# hunting rabbit



## CharleyBIGspuds (Aug 7, 2011)

i live in blackburn , north west england, i,ve been trying to hunt rabbit but cant seem to get near them , they always run before i can get close enough to get a shot off , and its really pissing me off, any help would be greatfull.. thanks


----------



## slingshotvibe (Sep 26, 2010)

i useually shoot from about 40 yards


----------



## mckee (Oct 28, 2010)

I live in darwen


----------



## mckee (Oct 28, 2010)

U can expect to get very close to them u have to take pritty long shots and also crouch to getvcloser the rabbits think your thurther away


----------



## Henry the Hermit (Jun 2, 2010)

Charley, I'm moving this to the Slingshot Fishing and Hunting Forum.
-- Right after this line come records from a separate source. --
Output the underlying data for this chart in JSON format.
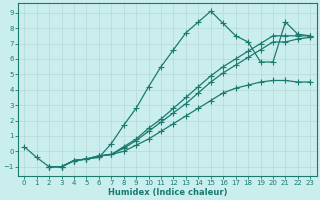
{
  "xlabel": "Humidex (Indice chaleur)",
  "bg_color": "#caeeed",
  "line_color": "#1a7a6e",
  "marker": "+",
  "markersize": 4,
  "linewidth": 0.9,
  "xlim": [
    -0.5,
    23.5
  ],
  "ylim": [
    -1.6,
    9.6
  ],
  "xticks": [
    0,
    1,
    2,
    3,
    4,
    5,
    6,
    7,
    8,
    9,
    10,
    11,
    12,
    13,
    14,
    15,
    16,
    17,
    18,
    19,
    20,
    21,
    22,
    23
  ],
  "yticks": [
    -1,
    0,
    1,
    2,
    3,
    4,
    5,
    6,
    7,
    8,
    9
  ],
  "grid_color": "#b8d8d6",
  "series": [
    {
      "x": [
        0,
        1,
        2,
        3,
        4,
        5,
        6,
        7,
        8,
        9,
        10,
        11,
        12,
        13,
        14,
        15,
        16,
        17,
        18,
        19,
        20,
        21,
        22,
        23
      ],
      "y": [
        0.3,
        -0.4,
        -1.0,
        -1.0,
        -0.6,
        -0.5,
        -0.4,
        0.5,
        1.7,
        2.8,
        4.2,
        5.5,
        6.6,
        7.7,
        8.4,
        9.1,
        8.3,
        7.5,
        7.1,
        5.8,
        5.8,
        8.4,
        7.6,
        7.5
      ]
    },
    {
      "x": [
        2,
        3,
        4,
        5,
        6,
        7,
        8,
        9,
        10,
        11,
        12,
        13,
        14,
        15,
        16,
        17,
        18,
        19,
        20,
        21,
        22,
        23
      ],
      "y": [
        -1.0,
        -1.0,
        -0.6,
        -0.5,
        -0.3,
        -0.2,
        0.3,
        0.8,
        1.5,
        2.1,
        2.8,
        3.5,
        4.2,
        4.9,
        5.5,
        6.0,
        6.5,
        7.0,
        7.5,
        7.5,
        7.5,
        7.5
      ]
    },
    {
      "x": [
        2,
        3,
        4,
        5,
        6,
        7,
        8,
        9,
        10,
        11,
        12,
        13,
        14,
        15,
        16,
        17,
        18,
        19,
        20,
        21,
        22,
        23
      ],
      "y": [
        -1.0,
        -1.0,
        -0.6,
        -0.5,
        -0.3,
        -0.2,
        0.2,
        0.7,
        1.3,
        1.9,
        2.5,
        3.1,
        3.8,
        4.5,
        5.1,
        5.6,
        6.1,
        6.6,
        7.1,
        7.1,
        7.3,
        7.4
      ]
    },
    {
      "x": [
        2,
        3,
        4,
        5,
        6,
        7,
        8,
        9,
        10,
        11,
        12,
        13,
        14,
        15,
        16,
        17,
        18,
        19,
        20,
        21,
        22,
        23
      ],
      "y": [
        -1.0,
        -1.0,
        -0.6,
        -0.5,
        -0.3,
        -0.2,
        0.0,
        0.4,
        0.8,
        1.3,
        1.8,
        2.3,
        2.8,
        3.3,
        3.8,
        4.1,
        4.3,
        4.5,
        4.6,
        4.6,
        4.5,
        4.5
      ]
    }
  ]
}
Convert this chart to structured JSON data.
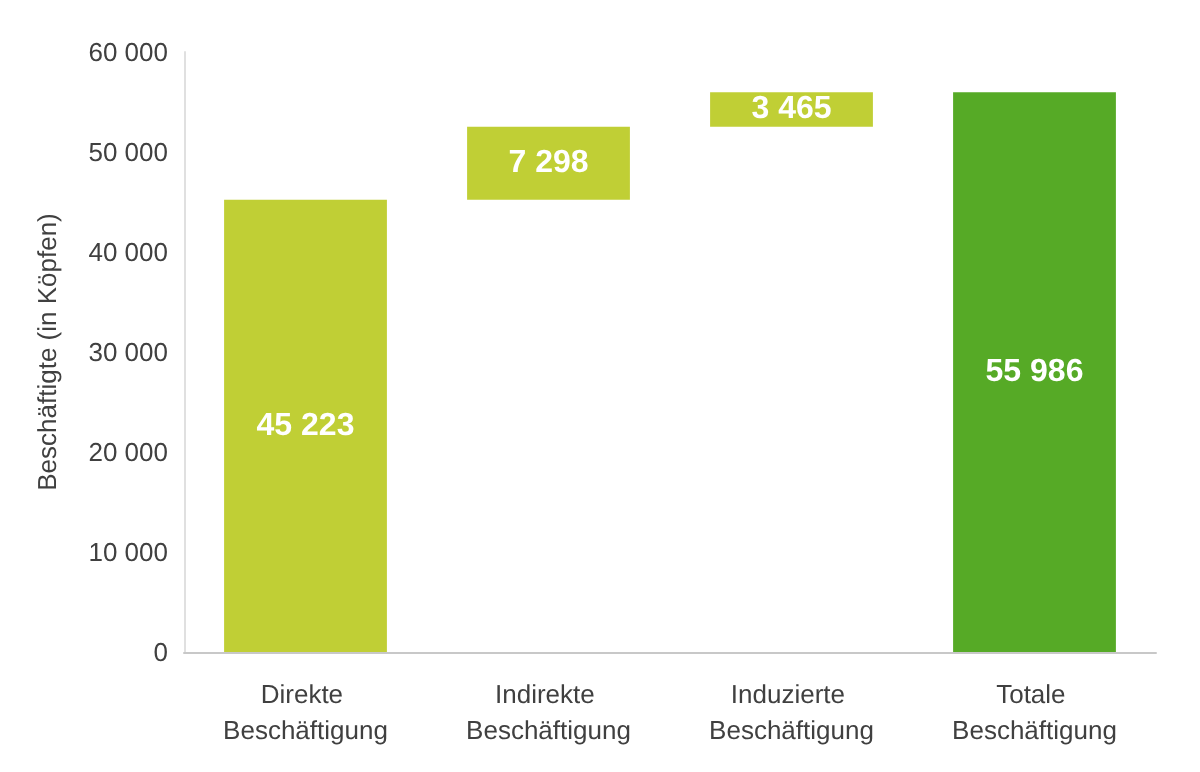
{
  "chart_data": {
    "type": "bar",
    "ylabel": "Beschäftigte (in Köpfen)",
    "categories": [
      "Direkte Beschäftigung",
      "Indirekte Beschäftigung",
      "Induzierte Beschäftigung",
      "Totale Beschäftigung"
    ],
    "values": [
      45223,
      7298,
      3465,
      55986
    ],
    "base": [
      0,
      45223,
      52521,
      0
    ],
    "colors": [
      "#c0cf35",
      "#c0cf35",
      "#c0cf35",
      "#56aa26"
    ],
    "value_labels": [
      "45 223",
      "7 298",
      "3 465",
      "55 986"
    ],
    "ylim": [
      0,
      60000
    ],
    "yticks": [
      {
        "value": 0,
        "label": "0"
      },
      {
        "value": 10000,
        "label": "10 000"
      },
      {
        "value": 20000,
        "label": "20 000"
      },
      {
        "value": 30000,
        "label": "30 000"
      },
      {
        "value": 40000,
        "label": "40 000"
      },
      {
        "value": 50000,
        "label": "50 000"
      },
      {
        "value": 60000,
        "label": "60 000"
      }
    ],
    "grid": false
  }
}
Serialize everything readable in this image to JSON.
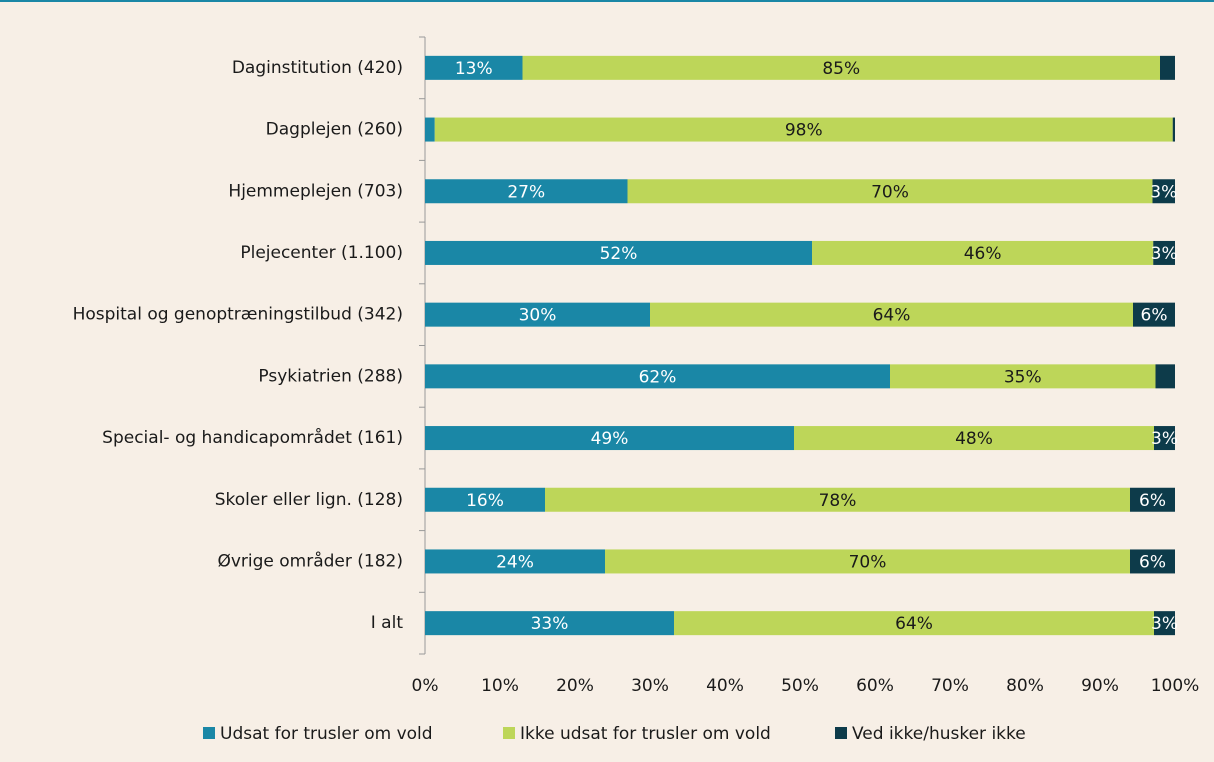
{
  "chart_data": {
    "type": "stacked_barh",
    "categories": [
      "Daginstitution (420)",
      "Dagplejen (260)",
      "Hjemmeplejen (703)",
      "Plejecenter (1.100)",
      "Hospital og genoptræningstilbud (342)",
      "Psykiatrien (288)",
      "Special- og handicapområdet (161)",
      "Skoler eller lign. (128)",
      "Øvrige områder (182)",
      "I alt"
    ],
    "series": [
      {
        "name": "Udsat for trusler om vold",
        "color": "#1a87a6",
        "label_color": "#ffffff",
        "values": [
          13,
          1.3,
          27,
          51.6,
          30,
          62,
          49.2,
          16,
          24,
          33.2
        ],
        "value_labels": [
          "13%",
          null,
          "27%",
          "52%",
          "30%",
          "62%",
          "49%",
          "16%",
          "24%",
          "33%"
        ]
      },
      {
        "name": "Ikke udsat for trusler om vold",
        "color": "#bdd659",
        "label_color": "#1a1a1a",
        "values": [
          85,
          98.4,
          70,
          45.5,
          64.4,
          35.4,
          48,
          78,
          70,
          64
        ],
        "value_labels": [
          "85%",
          "98%",
          "70%",
          "46%",
          "64%",
          "35%",
          "48%",
          "78%",
          "70%",
          "64%"
        ]
      },
      {
        "name": "Ved ikke/husker ikke",
        "color": "#0d3b4a",
        "label_color": "#ffffff",
        "values": [
          2,
          0.3,
          3,
          2.9,
          5.6,
          2.6,
          2.8,
          6,
          6,
          2.8
        ],
        "value_labels": [
          null,
          null,
          "3%",
          "3%",
          "6%",
          null,
          "3%",
          "6%",
          "6%",
          "3%"
        ]
      }
    ],
    "xlim": [
      0,
      100
    ],
    "xticks": [
      {
        "value": 0,
        "label": "0%"
      },
      {
        "value": 10,
        "label": "10%"
      },
      {
        "value": 20,
        "label": "20%"
      },
      {
        "value": 30,
        "label": "30%"
      },
      {
        "value": 40,
        "label": "40%"
      },
      {
        "value": 50,
        "label": "50%"
      },
      {
        "value": 60,
        "label": "60%"
      },
      {
        "value": 70,
        "label": "70%"
      },
      {
        "value": 80,
        "label": "80%"
      },
      {
        "value": 90,
        "label": "90%"
      },
      {
        "value": 100,
        "label": "100%"
      }
    ],
    "legend": "bottom"
  }
}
Welcome to Slingshot Forum.

Henry


----------



## atom (Jun 24, 2011)

CharleyBIGspuds said:


> i live in blackburn , north west england, i,ve been trying to hunt rabbit but cant seem to get near them , they always run before i can get close enough to get a shot off , and its really pissing me off, any help would be greatfull.. thanks


make sure the wind is in the right direction(in your face) and walk really slow if the rabbit freezes you do the same ,if they run hope is not lost as they normaly hide in the long grass at the edge of the field watching you! slow and steady works or take a shotgun lol


----------



## Howard (Aug 9, 2010)

> or take a shotgun lol


Got the same problem with these little jumping jacks but that would make things really easier i guess. A shame you need permission to get one in the first place


----------



## whipcrackdeadbunny (May 22, 2010)

If you look through the hunting section, this has been covered.


----------